Hurlement
Je me tiens fixé à distance
de la barrière et j’observe l’œil curieux. Deux quidams se promènent au loin
sur la passerelle. Le Soleil rougeoyant illumine la prairie desséchée et les
flots glaçants. Le froid ronge un homme à côté de la palissade et le vide de
ses pensées. La nuit naissante inonde le fjord d’un noir bleuté, fils d’un
astre distant et des cieux. Aucune voix n’existe et aucun animal ne se
manifeste. La vie semble être ankylosée par l’aridité glaciale et dérisoire
face à celle, pullulante, des contrées tropicales.

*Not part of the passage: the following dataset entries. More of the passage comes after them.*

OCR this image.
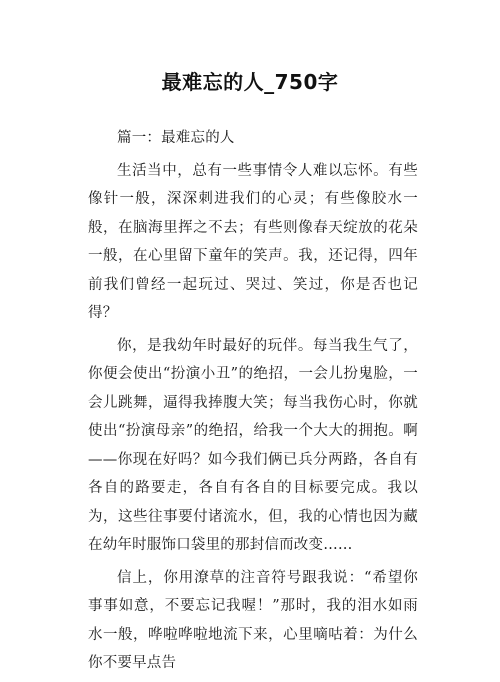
最难忘的人_750字

篇一：最难忘的人

生活当中，总有一些事情令人难以忘怀。有些像针一般，深深刺进我们的心灵；有些像胶水一般，在脑海里挥之不去；有些则像春天绽放的花朵一般，在心里留下童年的笑声。我，还记得，四年前我们曾经一起玩过、哭过、笑过，你是否也记得？

你，是我幼年时最好的玩伴。每当我生气了，你便会使出“扮演小丑”的绝招，一会儿扮鬼脸，一会儿跳舞，逼得我捧腹大笑；每当我伤心时，你就使出“扮演母亲”的绝招，给我一个大大的拥抱。啊——你现在好吗？如今我们俩已兵分两路，各自有各自的路要走，各自有各自的目标要完成。我以为，这些往事要付诸流水，但，我的心情也因为藏在幼年时服饰口袋里的那封信而改变……

信上，你用潦草的注音符号跟我说：“希望你事事如意，不要忘记我喔！”那时，我的泪水如雨水一般，哗啦哗啦地流下来，心里嘀咕着：为什么你不要早点告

Les deux passants sont
étrangers et absents de cet univers. Le vert des plantes est brûlé par les
larmes de feu de l’étoile fuyante. Les détails s’effacent et laissent place aux
flous pastel sanguinaires.
Il ressent la solitude dans cette nature dégarnie par le
créateur. Sa peur ondule dans son corps et fait vibrer son âme chétive. Des
reflets cadavériques éclosent de sa chair, enfants de ses tourments et de cette
terre dévastée. L’altération de son âme atrophiée prend une forme physique
putride. Son visage, au teint blafard et éclairé par une lueur rubescente, devient
fantomatique. Cet effroi prend une naissance corporelle au fond de ses poumons.
Puis se jette, rageuse et puissante, à travers des cylindres organiques afin de
se précipiter hors de l’enveloppe charnelle tremblante. Il crie.
Angoissé et admiratif, je quitte Le Cri de Munch pour
d’autres toiles.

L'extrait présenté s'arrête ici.